Il giorno dopo la fatica dell’Etna, decido di fare nel pomeriggio un breve giro di “scarico” a zonzo per Avola.
Ad essere davvero onesti uscito di casa alle 17.40, con un caldo torrido, vorrei raggiungere la città antica, ma probabilmente devo aver sbagliato strada (un classico) ritrovandomi in mezzo la nulla, lungo una strada sconnessa e a tratti sterrata. E pensare che ero convinto di aver memorizzato per bene le varie vie.
Una volta lasciata la via di casa, inbocco la solita statale in direzione di Noto, superata la zona periferica di Avola, svolto a destra, imboccando la via che porta al cimitero. Secondo i miei calcoli questa dovrebbe essere la strada giusta per salire verso Avola Antica. Dopo una curva la strada si stringe molto, andando a tagliare in due una vasta distesa di limoneti, l’attraverso a ritmo blando tanto da scorgere sulle piante i frutti già quasi pronti, in alcuni casi posso quasi assapporarne il profumo. Al termine della via la strada sale con un piccolo strappo affiancandosi a delle abitazioni rovinate. Sembra di essere in un paese nuovo, completamente diverso da quello che è Avola lido o Avola centro. Lungo la via, sul cui manto stradale preferisco soprassedere, non c’è praticamente nulla. Cerco di evitare le buche che incontro lungo il tragitto, il tutto è reso ancora più difficile per via di un nuovo strappetto. L’altimetro segna quasi 180 metri, ma di cartelli per Avola Antica neppure l’ombra. Proseguo ancora per circa 150 metri fino a quando mi ritrovo davanti ad un bivio, scelgo la strada che va a destra ma dopo pochi attimi sono costretto a fermarmi. E’ una strada a fondo chiuso. Non tutti i mali vengono per nuocere diceva spesso il mio vecchio, e nel caso odierno penso che non ci potesse essere verità più assoluta, e questo ciò che penso quando mi fermo ad ammirare il panorama.

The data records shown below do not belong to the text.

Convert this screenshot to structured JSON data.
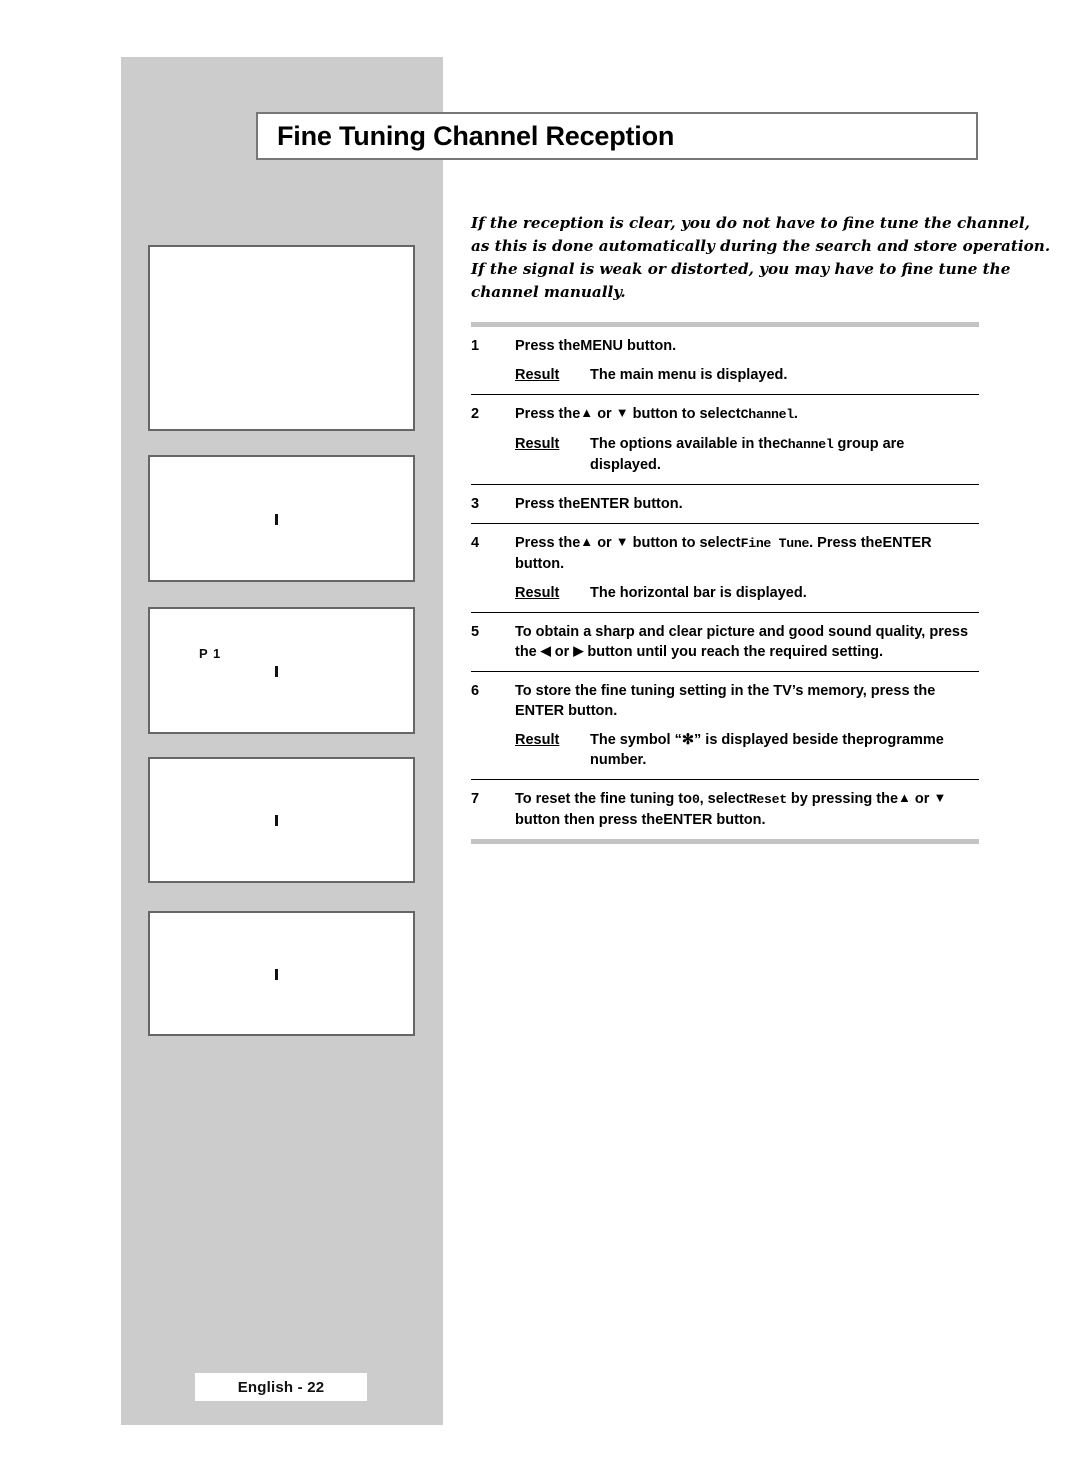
{
  "page": {
    "title": "Fine Tuning Channel Reception",
    "footer_label": "English - 22"
  },
  "intro": {
    "lines": [
      "If the reception is clear, you do not have to fine tune the channel,",
      "as this is done automatically during the search and store operation.",
      "If the signal is weak or distorted, you may have to fine tune the",
      "channel manually."
    ]
  },
  "illustrations": [
    {
      "name": "main-menu-screen",
      "label": ""
    },
    {
      "name": "channel-menu-screen",
      "label": ""
    },
    {
      "name": "fine-tune-bar-screen",
      "label": "P 1"
    },
    {
      "name": "fine-tune-stored-screen",
      "label": ""
    },
    {
      "name": "reset-screen",
      "label": ""
    }
  ],
  "steps": [
    {
      "num": "1",
      "text_parts": [
        {
          "t": "Press the ",
          "style": "normal"
        },
        {
          "t": "MENU",
          "style": "normal"
        },
        {
          "t": " button.",
          "style": "normal"
        }
      ],
      "plain": "Press the MENU button.",
      "result_label": "Result",
      "result_text": "The main menu is displayed."
    },
    {
      "num": "2",
      "plain": "Press the ▲ or ▼ button to select Channel.",
      "result_label": "Result",
      "result_text": "The options available in the Channel group are displayed."
    },
    {
      "num": "3",
      "plain": "Press the ENTER button.",
      "result_label": "",
      "result_text": ""
    },
    {
      "num": "4",
      "plain": "Press the ▲ or ▼ button to select Fine Tune. Press the ENTER button.",
      "result_label": "Result",
      "result_text": "The horizontal bar is displayed."
    },
    {
      "num": "5",
      "plain": "To obtain a sharp and clear picture and good sound quality, press the ◀ or ▶ button until you reach the required setting.",
      "result_label": "",
      "result_text": ""
    },
    {
      "num": "6",
      "plain": "To store the fine tuning setting in the TV’s memory, press the ENTER button.",
      "result_label": "Result",
      "result_text": "The symbol “✻” is displayed beside the programme number."
    },
    {
      "num": "7",
      "plain": "To reset the fine tuning to 0, select Reset by pressing the ▲ or ▼ button then press the ENTER button.",
      "result_label": "",
      "result_text": ""
    }
  ],
  "step_text": {
    "s1_a": "Press the",
    "s1_b": "MENU",
    "s1_c": " button.",
    "s1_result_label": "Result",
    "s1_result": "The main menu is displayed.",
    "s2_a": "Press the",
    "s2_up": "▲",
    "s2_or": " or ",
    "s2_down": "▼",
    "s2_b": " button to select",
    "s2_mono": "Channel",
    "s2_c": ".",
    "s2_result_label": "Result",
    "s2_result_a": "The options available in the",
    "s2_result_mono": "Channel",
    "s2_result_b": " group are",
    "s2_result_c": "displayed.",
    "s3_a": "Press the",
    "s3_b": "ENTER",
    "s3_c": " button.",
    "s4_a": "Press the",
    "s4_up": "▲",
    "s4_or": " or ",
    "s4_down": "▼",
    "s4_b": " button to select",
    "s4_mono": "Fine Tune",
    "s4_c": ". Press the",
    "s4_d": "ENTER",
    "s4_e": "button.",
    "s4_result_label": "Result",
    "s4_result": "The horizontal bar is displayed.",
    "s5_a": "To obtain a sharp and clear picture and good sound quality, press",
    "s5_b": "the ",
    "s5_left": "◀",
    "s5_or": " or ",
    "s5_right": "▶",
    "s5_c": " button until you reach the required setting.",
    "s6_a": "To store the fine tuning setting in the TV’s memory, press the",
    "s6_b": "ENTER button.",
    "s6_result_label": "Result",
    "s6_result_a": "The symbol “",
    "s6_symbol": "✻",
    "s6_result_b": "” is displayed beside the",
    "s6_result_mono": "programme",
    "s6_result_c": "number.",
    "s7_a": "To reset the fine tuning to",
    "s7_zero": "0",
    "s7_b": ", select",
    "s7_mono": "Reset",
    "s7_c": " by pressing the",
    "s7_up": "▲",
    "s7_or": " or ",
    "s7_down": "▼",
    "s7_d": "button then press the",
    "s7_e": "ENTER",
    "s7_f": " button."
  },
  "colors": {
    "panel_gray": "#cccccc",
    "rule_black": "#000000",
    "rule_gray": "#c4c4c4",
    "box_border": "#666666"
  }
}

Come accaduto in quasi tutte le precedenti nove uscite, anche oggi posso ammirare il mare da lontano, sotto di me un immenso campo di ulivi. Arriva un venticello caldo che porta con se il profumo del mare e dei campi che ho intorno.
Decido di scendere dalla strada appena percorsa, facendo sempre attenzione alle buche presenti sulla via, e una volta ritornato in prossimità del cimitero proseguo dritto inoltrandomi nel centro della città.
Passando dalla piazza non posso non notare un gruppetto di ragazzini intenti a organizzare le squadre per l’imminente partita di pallone. Hanno gli occhi felici, anche quello che viene scelto per ultimo. Penso di avere la stessa felicità anche io negli occhi ogni volta monto su una bici, se poi percorro strade nuove, questa felicità viene aplificata. Mentre sfilo con la mia bici uno dei ragazzi mi guarda sorridendomi e al tempo stesso da un cenno al suo amichetto vicino, come a dirgli, guarda che bella bici.
Superato il centro della città mi dirigo verso il lungo mare. Il sole sta iniziando a lasciare posto in cielo alla luna, il caldo si fa così meno opprimente, sento una specie di liberazione alla gola. Ad un tratto ho finalmente il mare di fianco a me, posso ora concedermi il lusso ancora una volta di pedalare con uno sfondo speciale, peccato che sia già arrivata l’ora di rientrare verso casa.
Mi spingo oltre quel tratto di strada raggiunto in una delle mie prime uscite. Proseguo sempre con il mare alla mia sinistra, la spiaggia inzia a svuotarsi e mentre costeggio un caseggiato sento il profumo di brace. Pedalo con un pizzico di malinconia, domani dovrò riconsegnare la bici, questo potrebbe essere il mio ultimo giro in questa meravigliosa terra. Continuo a pedalare senza una meta precisa, attraversando strade che non avevo ancora percorso. I giri così hanno un sapore strano, un sapore di avventura.
Devo rientrare a casa, mentre ritorno sulla statale penso che potrei ritagliarmi ancora del tempo la mattina successiva per un ulitmissimo giro. Basta questo per essere di nuovo felice.